The 3 main ingredients are:
3 – 8 oz. blocks of cream cheese, room temperature
1 cup granulated sugar
1 tsp vanilla extract (or almond extract)
What you will need for the graham cracker crust:
1 sleeve of graham crackers + 3 more, crushed
1/2 cup granulated sugar
1/4 cup melted butter
Equipment you will need:
9 – inch springform pan
To get started, the first thing is to prepare your springform pan. I like to spray the sides with a little non-stick spray and line the bottom with some parchment paper. Once you have sprayed the sides and lined the bottom, just snap the ring onto the bottom and trim off the excess parchment paper. It will look like this:
Set this aside and begin the crust.
I use this small food processor. I love this thing and use it very often, but you can just use a gallon ziplock bag and crush them up by hand, or using a heavy mug, or whatever you like. Now that you have your crushed graham crackers, add your sugar and butter. If in this little food processor, just pulse it a few times. If using a plastic bag, just mush it around in there until well combined.
Press this into the bottom and slightly up the sides of your prepared springform pan. Set this aside.
Now to preheat your oven to 350° and begin your cheesecake batter.
Put the cream cheese in a medium to large mixing bowl.
Add the sugar and vanilla
Using your hand mixer, mix this until smooth. It does not have to be perfect, but close to smooth is fine.

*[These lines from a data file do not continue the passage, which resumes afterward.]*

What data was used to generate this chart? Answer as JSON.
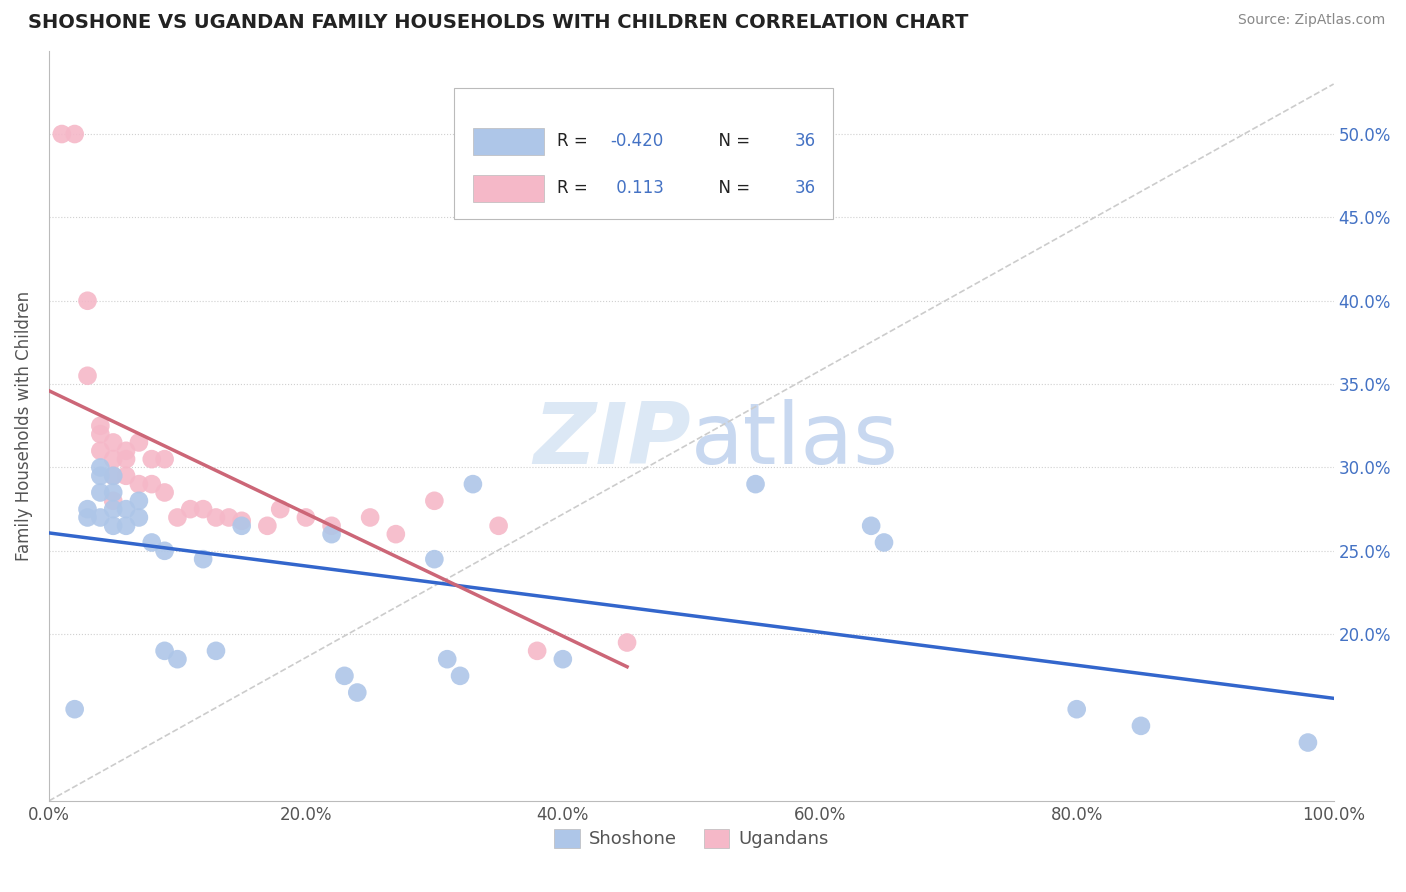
{
  "title": "SHOSHONE VS UGANDAN FAMILY HOUSEHOLDS WITH CHILDREN CORRELATION CHART",
  "source": "Source: ZipAtlas.com",
  "ylabel": "Family Households with Children",
  "xlim": [
    0.0,
    1.0
  ],
  "ylim": [
    0.1,
    0.55
  ],
  "xticks": [
    0.0,
    0.2,
    0.4,
    0.6,
    0.8,
    1.0
  ],
  "xtick_labels": [
    "0.0%",
    "20.0%",
    "40.0%",
    "60.0%",
    "80.0%",
    "100.0%"
  ],
  "yticks_right": [
    0.2,
    0.25,
    0.3,
    0.35,
    0.4,
    0.45,
    0.5
  ],
  "ytick_labels_right": [
    "20.0%",
    "25.0%",
    "30.0%",
    "35.0%",
    "40.0%",
    "45.0%",
    "50.0%"
  ],
  "shoshone_r": -0.42,
  "ugandan_r": 0.113,
  "n": 36,
  "shoshone_color": "#aec6e8",
  "ugandan_color": "#f5b8c8",
  "shoshone_line_color": "#3366cc",
  "ugandan_line_color": "#cc6677",
  "grid_color": "#d0d0d0",
  "background_color": "#ffffff",
  "title_color": "#222222",
  "watermark_color": "#dce8f5",
  "shoshone_x": [
    0.02,
    0.03,
    0.03,
    0.04,
    0.04,
    0.04,
    0.04,
    0.05,
    0.05,
    0.05,
    0.05,
    0.06,
    0.06,
    0.07,
    0.07,
    0.08,
    0.09,
    0.09,
    0.1,
    0.12,
    0.13,
    0.15,
    0.22,
    0.23,
    0.24,
    0.3,
    0.31,
    0.32,
    0.33,
    0.4,
    0.55,
    0.64,
    0.65,
    0.8,
    0.85,
    0.98
  ],
  "shoshone_y": [
    0.155,
    0.27,
    0.275,
    0.285,
    0.3,
    0.295,
    0.27,
    0.275,
    0.285,
    0.295,
    0.265,
    0.275,
    0.265,
    0.27,
    0.28,
    0.255,
    0.25,
    0.19,
    0.185,
    0.245,
    0.19,
    0.265,
    0.26,
    0.175,
    0.165,
    0.245,
    0.185,
    0.175,
    0.29,
    0.185,
    0.29,
    0.265,
    0.255,
    0.155,
    0.145,
    0.135
  ],
  "ugandan_x": [
    0.01,
    0.02,
    0.03,
    0.03,
    0.04,
    0.04,
    0.04,
    0.05,
    0.05,
    0.05,
    0.05,
    0.06,
    0.06,
    0.06,
    0.07,
    0.07,
    0.08,
    0.08,
    0.09,
    0.09,
    0.1,
    0.11,
    0.12,
    0.13,
    0.14,
    0.15,
    0.17,
    0.18,
    0.2,
    0.22,
    0.25,
    0.27,
    0.3,
    0.35,
    0.38,
    0.45
  ],
  "ugandan_y": [
    0.5,
    0.5,
    0.4,
    0.355,
    0.325,
    0.32,
    0.31,
    0.315,
    0.305,
    0.295,
    0.28,
    0.31,
    0.305,
    0.295,
    0.315,
    0.29,
    0.305,
    0.29,
    0.305,
    0.285,
    0.27,
    0.275,
    0.275,
    0.27,
    0.27,
    0.268,
    0.265,
    0.275,
    0.27,
    0.265,
    0.27,
    0.26,
    0.28,
    0.265,
    0.19,
    0.195
  ]
}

Then begin adding your eggs, one at a time, and blend well between additions.
Once all the eggs are in and mixed, continue mixing, on low to medium speed, until your batter is silky smooth. This only takes another minute or two.
From here, add your batter to your prepared springform pan with the graham cracker crust.

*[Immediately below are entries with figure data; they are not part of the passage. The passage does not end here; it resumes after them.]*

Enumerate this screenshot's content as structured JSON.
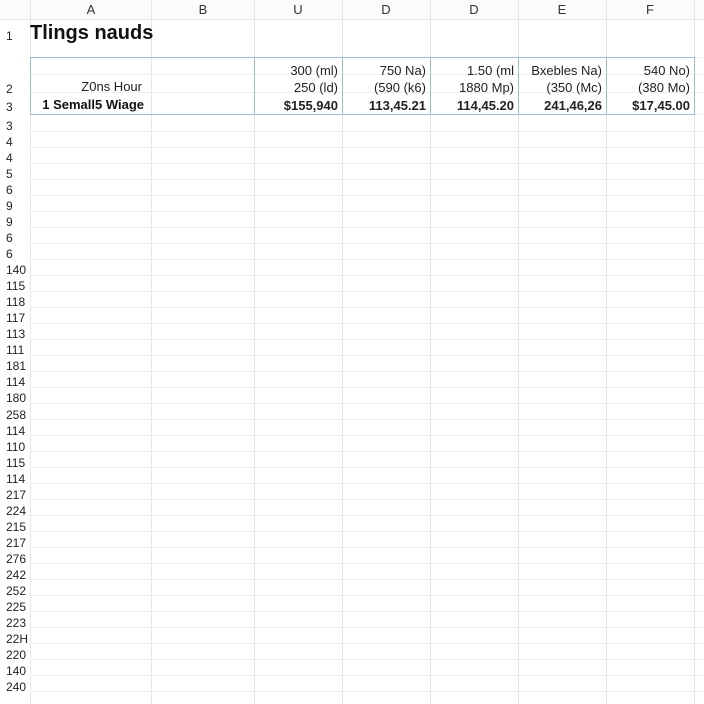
{
  "columns": [
    "A",
    "B",
    "U",
    "D",
    "D",
    "E",
    "F"
  ],
  "row_numbers": [
    "1",
    "2",
    "3",
    "3",
    "4",
    "4",
    "5",
    "6",
    "9",
    "9",
    "6",
    "6",
    "140",
    "115",
    "118",
    "117",
    "113",
    "111",
    "181",
    "114",
    "180",
    "258",
    "114",
    "110",
    "115",
    "114",
    "217",
    "224",
    "215",
    "217",
    "276",
    "242",
    "252",
    "225",
    "223",
    "22H",
    "220",
    "140",
    "240"
  ],
  "sheet": {
    "title": "Tlings nauds",
    "row2_label": "Z0ns Hour",
    "row3_label": "1 Semall5 Wiage",
    "row_a": [
      "300 (ml)",
      "750 Na)",
      "1.50 (ml",
      "Bxebles Na)",
      "540 No)"
    ],
    "row_b": [
      "250 (ld)",
      "(590 (k6)",
      "1880 Mp)",
      "(350 (Mc)",
      "(380 Mo)"
    ],
    "row_c": [
      "$155,940",
      "113,45.21",
      "114,45.20",
      "241,46,26",
      "$17,45.00"
    ]
  }
}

Smooth it out and give it a gentle jiggle. I also like to gently drop mine on my countertop a couple of times, just to make sure that any air bubbles are out.
Put your beautiful cheesecake into the 350° oven and set your timer for 45 minutes.
Check on it after 45 minutes. jiggle the pan slightly to see if it has set yet. If it seems real “sloshy”, leave it in a bit longer. Mine usually take another 10 – 15 minutes from here, but I still like to check in on it at the 45-minute mark. When it is done, it should have some slightly golden brown spots around the outside and you should be able to touch the surface lightly without batter sticking to your finger.
Now comes the hard part. You have to WAIT! Let it cool at room temperature for about a half hour, or until you can comfortably handle it with your bare hands. Move it to your refrigerator now. Cool it in the fridge for 3 – 4 hours, or overnight, if you can wait that long! Remove it from the fridge and enjoy! You can top it with fruit, chocolate chips, peanut butter chips, or whatever you like. The options are virtually endless with this versatile cheesecake recipe!
This recipe is so simple. It is a perfect cheesecake recipe for beginners.